Connecting ideas that aren’t actually connected. ChatGPT made several references to “using dynamic QR codes to manage inflation.” Each of these treated “dynamic QR codes” as if they are a government policy approach rather than what they actually are (a barcode).
Failing to distinguish between a specific concept and its general category. We saw this above when ChatGPT failed to grasp that “proximate cause” is a subheading of “causation” generally. ChatGPT also repeatedly used the phrase “dynamic QR codes” when discussing things any QR code can do, like include a website URL. If you’re trying to sell the concept of dynamic QR code use specifically (as the piece I was drafting did), using “dynamic” when you mean “all QR codes generally” undermines that effort.
Suggesting things that aren’t real or just won’t work. According to ChatGPT, one problem with using dynamic QR codes “to manage inflation” is that hackers might create fake ones to “generate misleading data.” While hackers can, I assume, actually do that, I struggle to imagine a real-world reason why any hacker would bother. Faking a government-issued QR code to steal your personal data? Sure. Faking one to poison a government data set on inflation? …why?
Offering “structure” that isn’t. When I started this experiment, I did not expect ChatGPT to provide a result that so neatly kneecaps the ‘splanation that ChatGPT would provide “very good structure.” But it did, in the final paragraph: “In conclusion, dynamic QR codes, inflation, and printing costs are three topics that are interconnected in complex ways.”
Like the opening paragraph, this sentence is first-year writing student waffle, but that’s not even its worst sin. Its worst sin is that the rest of the piece did not discuss this. The rest of the piece doesn’t deal with the interconnectedness of these topics, much less the “complexity” thereof.
The purpose of a conclusion is to summarize what was said so the reader has a clear, concise takeaway – a one-sentence built-in personal Cliffs Notes, if you will. ChatGPT’s attempt at a conclusion is akin to me ending this post with “In conclusion, many lawyers are left-handed.” It’s true, but it never came up in what you just read, and it’s going to confuse you.
In short: ChatGPT saved me no time at all. It wasted my time and annoyed me. Because it’s not good at writing.
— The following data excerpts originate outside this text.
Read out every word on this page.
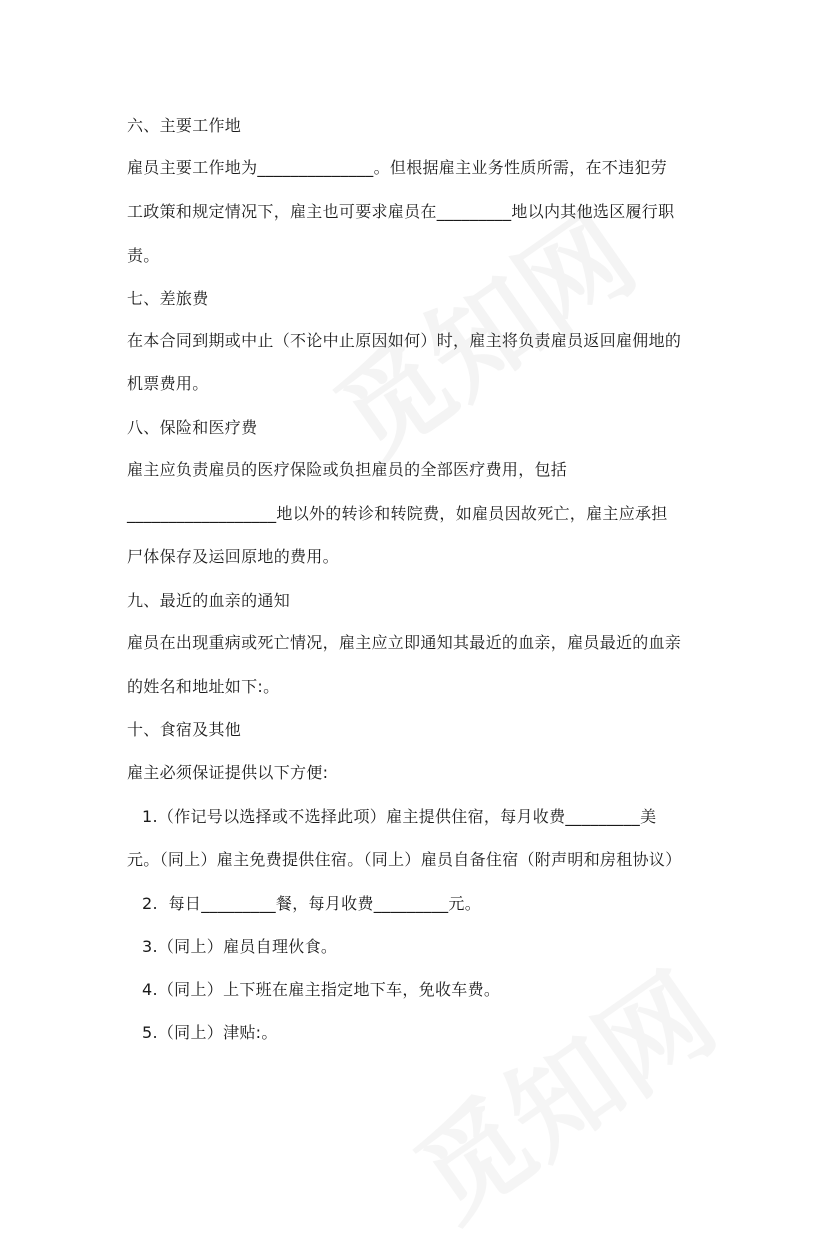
六、主要工作地

雇员主要工作地为______________。但根据雇主业务性质所需，在不违犯劳

工政策和规定情况下，雇主也可要求雇员在_________地以内其他选区履行职

责。

七、差旅费

在本合同到期或中止（不论中止原因如何）时，雇主将负责雇员返回雇佣地的

机票费用。

八、保险和医疗费

雇主应负责雇员的医疗保险或负担雇员的全部医疗费用，包括

__________________地以外的转诊和转院费，如雇员因故死亡，雇主应承担

尸体保存及运回原地的费用。

九、最近的血亲的通知

雇员在出现重病或死亡情况，雇主应立即通知其最近的血亲，雇员最近的血亲

的姓名和地址如下:。

十、食宿及其他

雇主必须保证提供以下方便:

1.（作记号以选择或不选择此项）雇主提供住宿，每月收费_________美

元。（同上）雇主免费提供住宿。（同上）雇员自备住宿（附声明和房租协议）

2.  每日_________餐，每月收费_________元。

3.（同上）雇员自理伙食。

4.（同上）上下班在雇主指定地下车，免收车费。

5.（同上）津贴:。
No Worries Then, Right? …Right?
ChatGPT can’t do what I do. Not even close. But that doesn’t mean it can’t replace any writers at all.
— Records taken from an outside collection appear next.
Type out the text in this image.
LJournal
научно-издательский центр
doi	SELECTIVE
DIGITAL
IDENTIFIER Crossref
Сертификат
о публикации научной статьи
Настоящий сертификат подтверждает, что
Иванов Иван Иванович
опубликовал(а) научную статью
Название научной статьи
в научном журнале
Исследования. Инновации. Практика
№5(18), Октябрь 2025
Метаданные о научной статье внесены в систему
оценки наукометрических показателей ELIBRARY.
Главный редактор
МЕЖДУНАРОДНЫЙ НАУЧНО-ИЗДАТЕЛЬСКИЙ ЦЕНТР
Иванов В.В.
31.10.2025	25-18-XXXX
I do think ChatGPT will come for generalized Internet filler content and soon. My request to “write a landing page for an auto parts store” gave me copy equal to or better than what I could already order for a penny per word from some agencies:
Welcome to our extensive selection of high-quality auto parts at competitive prices. At our store, we have everything you need to keep your vehicle running smoothly and safely. Our inventory includes a wide variety of parts for all types of vehicles, from brakes and engine components to suspension and electrical systems.
Whether you’re a professional mechanic or a DIY enthusiast, you’ll find everything you need at our store. Our knowledgeable staff is always available to help you find the right parts for your vehicle, answer any questions you may have, and provide expert advice on installation and maintenance.
Find and replace “our store” with the name of your store, drag and drop into your website editor, click Publish. Done. No additional underpaid humans required.
But ChatGPT couldn’t give me a single usable sentence in 685 words for a project of the type I turn out every single week. When I asked it to discuss a topic for which I recently submitted an academic book chapter proposal, ChatGPT spent 403 words being merrily 100% dead-on wrong.
Tl;dr ChatGPT only sounds like it can write to people who can’t write. My advice, to paraphrase Mark Twain: “Tis better to write nothing and let people think you are a fool than to copy-paste from ChatGPT and remove all doubt.”